Madsen, C.J., and Alexander, Sanders, Chambers, Owens, Fairhurst, J.M. Johnson, and Stephens, JJ., concur.

 Another plaintiff, Colleen Myers, was a party to this case. She and Forbes had the same attorney at the outset of the case, and together they terminated the services of that lawyer and retained Schultz. Because Ms. Myers is not involved in this fee dispute, however, she will not be discussed as a party to the case.

 The total of the separate amounts listed by the court is $5,665,176.77. The court originally entered an erroneous amount under “taxable consequences,” CP at 372; it subsequently entered a judgment nunc pro tunc in which the figure was corrected. CP at 382.

 Settlement discussion between Forbes and Schultz was contentious, especially with respect to which contingency percentage would apply if the case settled, 40 percent (settlement) or 44 percent (judgment). Here, the language of the fee agreement was ambiguous as to the factual scenario of reaching settlement after a judgment was obtained.

 The trial court entered 100 findings and conclusions at the end of the hearing.

 In its judgment summary, the trial court outlined all of the monetary awards Forbes was to receive. CP at 382-91. These awards, the total of which is $5,655,176.77, included the following: the principal judgment ($4 million); interest on principal judgment ($270,890); taxable consequences ($759,893); attorney fees and costs for first attorney ($35,279); attorney fees for Schultz ($504,736.89); and attorney costs for Schultz ($84,377.88).
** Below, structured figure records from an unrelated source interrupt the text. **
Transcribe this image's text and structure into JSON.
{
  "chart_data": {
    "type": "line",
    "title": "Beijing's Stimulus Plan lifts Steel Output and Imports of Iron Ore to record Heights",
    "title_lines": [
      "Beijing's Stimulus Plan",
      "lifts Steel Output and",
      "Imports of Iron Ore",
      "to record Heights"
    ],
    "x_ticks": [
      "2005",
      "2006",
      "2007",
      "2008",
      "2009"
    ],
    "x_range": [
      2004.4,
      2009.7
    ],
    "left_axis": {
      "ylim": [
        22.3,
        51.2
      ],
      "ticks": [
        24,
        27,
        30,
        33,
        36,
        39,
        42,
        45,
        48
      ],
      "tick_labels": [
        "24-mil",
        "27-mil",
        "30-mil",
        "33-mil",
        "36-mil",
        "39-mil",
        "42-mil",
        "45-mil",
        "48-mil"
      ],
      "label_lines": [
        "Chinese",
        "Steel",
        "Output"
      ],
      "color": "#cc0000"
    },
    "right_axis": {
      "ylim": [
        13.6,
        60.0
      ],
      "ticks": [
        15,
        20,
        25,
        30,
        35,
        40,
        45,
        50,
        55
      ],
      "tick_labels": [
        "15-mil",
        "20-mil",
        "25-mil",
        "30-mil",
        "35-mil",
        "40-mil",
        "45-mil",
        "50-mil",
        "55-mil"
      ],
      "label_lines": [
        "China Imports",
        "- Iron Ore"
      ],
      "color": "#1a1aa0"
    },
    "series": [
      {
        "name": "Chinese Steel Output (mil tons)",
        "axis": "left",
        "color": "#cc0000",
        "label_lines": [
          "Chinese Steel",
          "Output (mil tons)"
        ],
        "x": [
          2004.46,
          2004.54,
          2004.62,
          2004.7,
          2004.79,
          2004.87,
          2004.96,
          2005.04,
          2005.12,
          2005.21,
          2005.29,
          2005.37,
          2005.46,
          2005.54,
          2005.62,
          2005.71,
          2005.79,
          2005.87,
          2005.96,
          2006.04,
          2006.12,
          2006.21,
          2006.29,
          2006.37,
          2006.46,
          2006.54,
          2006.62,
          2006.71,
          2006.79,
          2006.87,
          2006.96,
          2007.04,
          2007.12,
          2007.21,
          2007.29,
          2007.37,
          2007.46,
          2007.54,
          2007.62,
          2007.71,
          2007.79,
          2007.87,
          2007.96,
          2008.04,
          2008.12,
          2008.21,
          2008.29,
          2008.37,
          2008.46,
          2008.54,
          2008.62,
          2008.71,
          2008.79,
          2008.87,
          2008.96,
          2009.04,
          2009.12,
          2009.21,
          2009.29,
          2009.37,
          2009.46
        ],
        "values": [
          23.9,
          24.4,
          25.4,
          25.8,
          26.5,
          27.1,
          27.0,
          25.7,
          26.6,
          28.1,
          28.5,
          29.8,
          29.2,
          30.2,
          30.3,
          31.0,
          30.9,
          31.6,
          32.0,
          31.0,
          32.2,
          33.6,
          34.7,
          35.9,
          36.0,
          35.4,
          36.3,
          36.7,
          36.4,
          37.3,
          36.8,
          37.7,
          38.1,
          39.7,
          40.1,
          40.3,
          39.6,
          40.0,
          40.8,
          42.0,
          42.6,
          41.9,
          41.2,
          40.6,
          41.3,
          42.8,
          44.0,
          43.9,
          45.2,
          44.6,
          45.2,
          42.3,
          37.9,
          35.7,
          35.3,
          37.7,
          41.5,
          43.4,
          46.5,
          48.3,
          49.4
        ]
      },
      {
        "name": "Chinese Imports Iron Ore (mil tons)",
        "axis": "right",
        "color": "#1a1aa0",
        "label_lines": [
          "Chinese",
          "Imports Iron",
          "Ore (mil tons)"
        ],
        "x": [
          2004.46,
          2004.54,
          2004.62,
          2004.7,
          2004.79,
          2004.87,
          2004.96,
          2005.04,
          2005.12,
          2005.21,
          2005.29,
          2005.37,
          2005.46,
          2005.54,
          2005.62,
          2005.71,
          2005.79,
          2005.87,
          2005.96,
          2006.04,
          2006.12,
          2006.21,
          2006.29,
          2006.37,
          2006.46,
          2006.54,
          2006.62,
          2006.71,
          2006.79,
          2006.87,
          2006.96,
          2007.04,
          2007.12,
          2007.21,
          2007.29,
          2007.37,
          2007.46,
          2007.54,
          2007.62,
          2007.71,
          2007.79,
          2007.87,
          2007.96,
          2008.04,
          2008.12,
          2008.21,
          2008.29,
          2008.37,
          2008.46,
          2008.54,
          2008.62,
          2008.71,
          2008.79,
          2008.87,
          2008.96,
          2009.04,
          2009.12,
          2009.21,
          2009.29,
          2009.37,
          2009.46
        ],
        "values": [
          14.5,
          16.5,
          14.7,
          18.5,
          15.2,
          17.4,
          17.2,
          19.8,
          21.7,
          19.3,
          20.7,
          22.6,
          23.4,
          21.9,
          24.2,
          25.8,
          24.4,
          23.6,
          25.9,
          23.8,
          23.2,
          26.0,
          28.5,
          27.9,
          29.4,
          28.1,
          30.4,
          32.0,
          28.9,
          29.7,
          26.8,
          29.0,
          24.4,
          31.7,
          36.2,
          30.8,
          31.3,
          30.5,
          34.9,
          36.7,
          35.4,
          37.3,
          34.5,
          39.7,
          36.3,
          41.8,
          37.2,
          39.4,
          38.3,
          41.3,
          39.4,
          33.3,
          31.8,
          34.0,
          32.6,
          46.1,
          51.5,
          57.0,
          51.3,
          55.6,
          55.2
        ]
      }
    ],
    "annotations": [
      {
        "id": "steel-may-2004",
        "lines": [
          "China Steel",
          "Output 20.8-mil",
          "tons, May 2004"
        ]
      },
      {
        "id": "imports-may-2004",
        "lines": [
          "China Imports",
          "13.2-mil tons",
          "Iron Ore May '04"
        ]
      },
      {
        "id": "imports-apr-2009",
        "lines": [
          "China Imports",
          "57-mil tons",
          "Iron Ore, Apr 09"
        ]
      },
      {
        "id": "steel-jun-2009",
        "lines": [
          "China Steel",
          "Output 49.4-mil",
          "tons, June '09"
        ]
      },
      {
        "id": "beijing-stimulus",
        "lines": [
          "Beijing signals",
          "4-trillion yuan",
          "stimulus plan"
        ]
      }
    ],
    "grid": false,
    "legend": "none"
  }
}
The trial court also awarded Schultz prejudgment interest, hut the court did not calculate that amount or include the total in its judgment summaries.

 That the funds were paid into the court registry in this lawsuit between Forbes and ABM, instead of in a new interpleader suit under ROW 4.08.160, has no bearing on our analysis.

 RCW 36.48.090 reads in relevant part as follows:
Whenever the clerk of the superior court has funds held in trust for any litigant or for any purpose, they shall be deposited in a separate fund designated “clerk’s trust fund,” and shall not be commingled with any public funds____The clerk may invest the funds in any of the investments authorized by RCW 36.29.020. The clerk shall place the income from such investments in the county current expense fund to be used by the county for general county purposes unless: (1) The funds being held in trust in a particular matter are two thousand dollars or more, and (2) a litigant in the matter has filed a written request that such investment be made of the funds being held in trust.